We've dined in restaurants more than once where a tableful of parents let their grade-school-aged children have free run of the establishment, dashing, running, screeching (with joy) up and down between the tables while the parents chatted amongst themselves until the meal was served, much to the displeasure of and despite disturbing other clients and waitstaff. We've been to restaurants where parents dealt with naughty, hyperactive or attention-grabbing kids (the noisy ones who won't sit still and the quiet, sullen ones who refuse to eat) with a non-stop, running commentary (and NOT in their "restaurant voices"), in a vain attempt to get the child to notice the dishes being served and begging begging begging the kid to eat. And, again, it was evident that every other diner in the place was bothered by the crazy noise and hysteria.
Across the internet, on comment threads and forums where the Alinea case was discussed, there were so many accusations of "baby haters". But those who suggested that anyone who supported banning small infants and children from high-end restaurants or anyone who thought these parents and their child should have been removed from the dining room somehow hated children missed the point.

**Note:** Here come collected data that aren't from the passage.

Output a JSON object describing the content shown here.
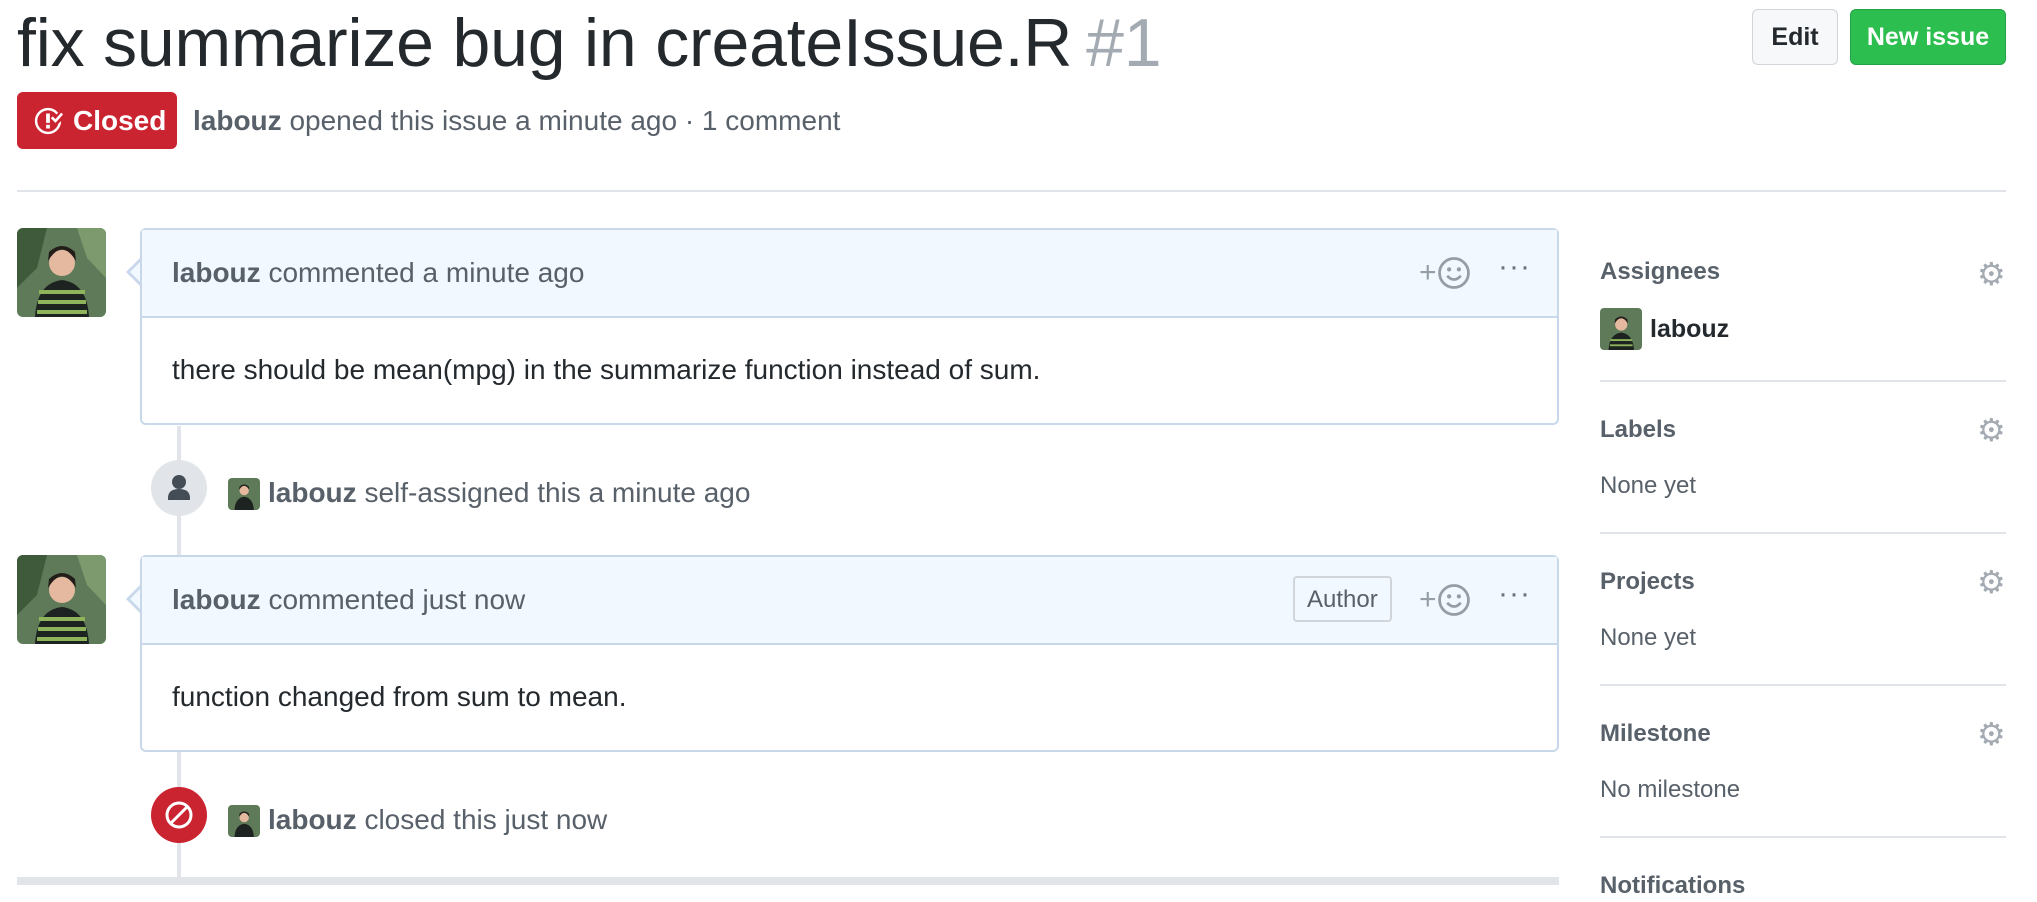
{
  "issue": {
    "title": "fix summarize bug in createIssue.R",
    "number": "#1",
    "state": "Closed",
    "author": "labouz",
    "meta_text": "opened this issue a minute ago · 1 comment"
  },
  "header_buttons": {
    "edit": "Edit",
    "new_issue": "New issue"
  },
  "comments": [
    {
      "author": "labouz",
      "time": "commented a minute ago",
      "body": "there should be mean(mpg) in the summarize function instead of sum.",
      "badge": ""
    },
    {
      "author": "labouz",
      "time": "commented just now",
      "body": "function changed from sum to mean.",
      "badge": "Author"
    }
  ],
  "reaction_label": "+",
  "more_label": "···",
  "events": [
    {
      "actor": "labouz",
      "text": "self-assigned this a minute ago",
      "icon": "person-icon"
    },
    {
      "actor": "labouz",
      "text": "closed this just now",
      "icon": "circle-slash-icon"
    }
  ],
  "sidebar": {
    "assignees": {
      "heading": "Assignees",
      "value": "labouz"
    },
    "labels": {
      "heading": "Labels",
      "value": "None yet"
    },
    "projects": {
      "heading": "Projects",
      "value": "None yet"
    },
    "milestone": {
      "heading": "Milestone",
      "value": "No milestone"
    },
    "notifications": {
      "heading": "Notifications"
    }
  },
  "colors": {
    "closed": "#cb2431",
    "new_issue": "#2cbe4e",
    "comment_header": "#f1f8ff"
  }
}
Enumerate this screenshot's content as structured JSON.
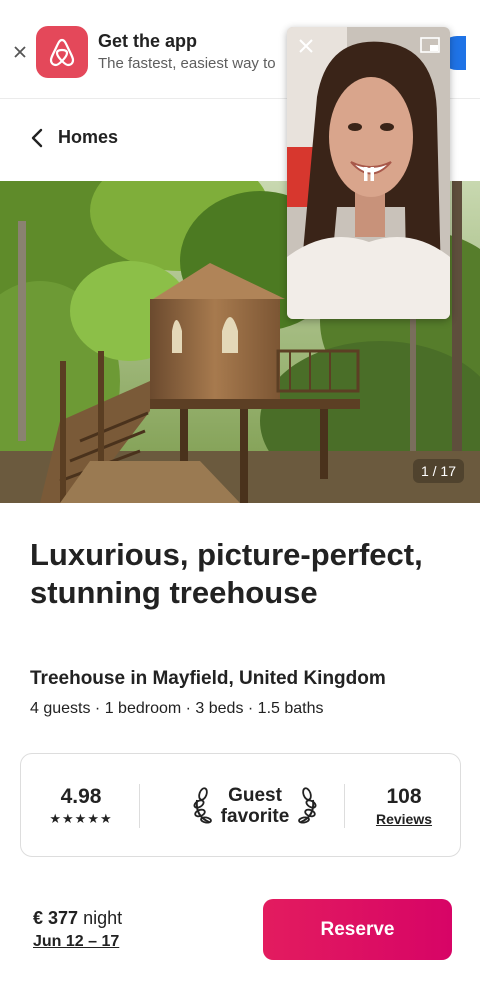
{
  "banner": {
    "title": "Get the app",
    "subtitle": "The fastest, easiest way to",
    "logo_icon": "airbnb-logo",
    "brand_color": "#e4485a"
  },
  "nav": {
    "back_label": "Homes"
  },
  "hero": {
    "photo_counter": "1 / 17"
  },
  "listing": {
    "title": "Luxurious, picture-perfect, stunning treehouse",
    "subtitle": "Treehouse in Mayfield, United Kingdom",
    "details": "4 guests · 1 bedroom · 3 beds · 1.5 baths"
  },
  "rating": {
    "score": "4.98",
    "stars": "★★★★★",
    "badge_line1": "Guest",
    "badge_line2": "favorite",
    "review_count": "108",
    "review_label": "Reviews"
  },
  "footer": {
    "price": "€ 377",
    "price_unit": "night",
    "dates": "Jun 12 – 17",
    "reserve_label": "Reserve",
    "accent_color": "#e31c5f"
  }
}
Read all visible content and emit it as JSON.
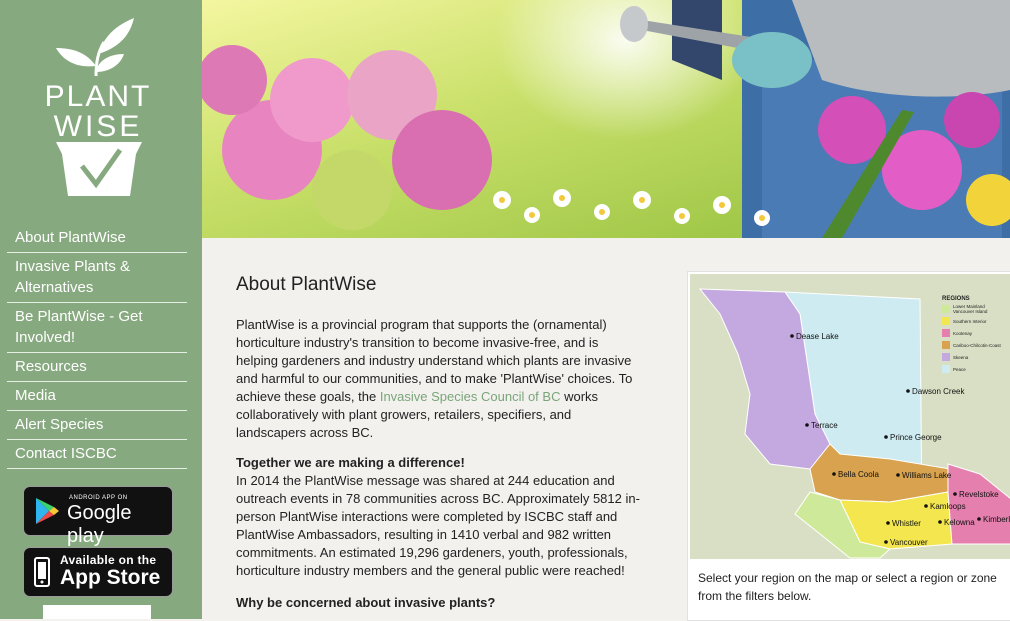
{
  "logo": {
    "line1": "PLANT",
    "line2": "WISE"
  },
  "nav": {
    "items": [
      "About PlantWise",
      "Invasive Plants & Alternatives",
      "Be PlantWise - Get Involved!",
      "Resources",
      "Media",
      "Alert Species",
      "Contact ISCBC"
    ]
  },
  "badges": {
    "google_small": "ANDROID APP ON",
    "google_big": "Google play",
    "apple_small": "Available on the",
    "apple_big": "App Store"
  },
  "main": {
    "title": "About PlantWise",
    "intro_before": "PlantWise is a provincial program that supports the (ornamental) horticulture industry's transition to become invasive-free, and is helping gardeners and industry understand which plants are invasive and harmful to our communities, and to make 'PlantWise' choices. To achieve these goals, the ",
    "intro_link": "Invasive Species Council of BC",
    "intro_after": " works collaboratively with plant growers, retailers, specifiers, and landscapers across BC.",
    "sec1_heading": "Together we are making a difference!",
    "sec1_body": "In 2014 the PlantWise message was shared at 244 education and outreach events in 78 communities across BC. Approximately 5812 in-person PlantWise interactions were completed by ISCBC staff and PlantWise Ambassadors, resulting in 1410 verbal and 982 written commitments. An estimated 19,296 gardeners, youth, professionals, horticulture industry members and the general public were reached!",
    "sec2_heading": "Why be concerned about invasive plants?"
  },
  "map": {
    "legend_title": "REGIONS",
    "regions": [
      {
        "label": "Lower Mainland\nVancouver Island",
        "color": "#cfe99a"
      },
      {
        "label": "Southern Interior",
        "color": "#f3e64e"
      },
      {
        "label": "Kootenay",
        "color": "#e57fae"
      },
      {
        "label": "Cariboo-Chilcotin-Coast",
        "color": "#d8a24e"
      },
      {
        "label": "Skeena",
        "color": "#c4a9e0"
      },
      {
        "label": "Peace",
        "color": "#cdebf0"
      }
    ],
    "cities": [
      "Dease Lake",
      "Dawson Creek",
      "Terrace",
      "Prince George",
      "Bella Coola",
      "Williams Lake",
      "Revelstoke",
      "Kamloops",
      "Whistler",
      "Kelowna",
      "Kimberley",
      "Vancouver"
    ],
    "caption": "Select your region on the map or select a region or zone from the filters below."
  },
  "colors": {
    "sidebar": "#87a97f",
    "link": "#7aa579",
    "text": "#222222"
  }
}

To most of us, the crying baby situation at Alinea seemed like such a no brainer. As a parent, it seemed more than obvious that a baby that age should not have been brought to such a place; once the baby began crying, it should have been obvious to any parent that one of the two should have stood up and taken the infant outside. As Chef Achatz intimated, restaurant owners and staff are ultimately responsible for the well being of all of their diners and their enjoyment of the meal, both the food and the atmosphere, and when parents do nothing to reign in the noise, fussy or unruly behavior of an infant or child the restaurant staff certainly has the right to step in. It is simply a matter of common sense and respect.
"This was not the first time an infant had crossed the threshold of Alinea, Achatz told me. There have been other infants, and there have been breastfeeding mothers. But this baby's disruption was unprecedented, he said, because the adults refused to take responsibility for its behavior." -- from an interview of Chef Achatz on Chicagoreader.com
Personally, I found Chef Achatz' tweet to be reasonable, simply stating the fact and then asking for advice and opinions. His ultimate choice not to ban infants from Alinea is honorable, but I hope that enough of us parents voiced our support that next time he won't hesitate to act more firmly. And we hope that this discussion will make parents of young children think twice about their own duty and their own behavior when it comes to bringing their children to restaurants.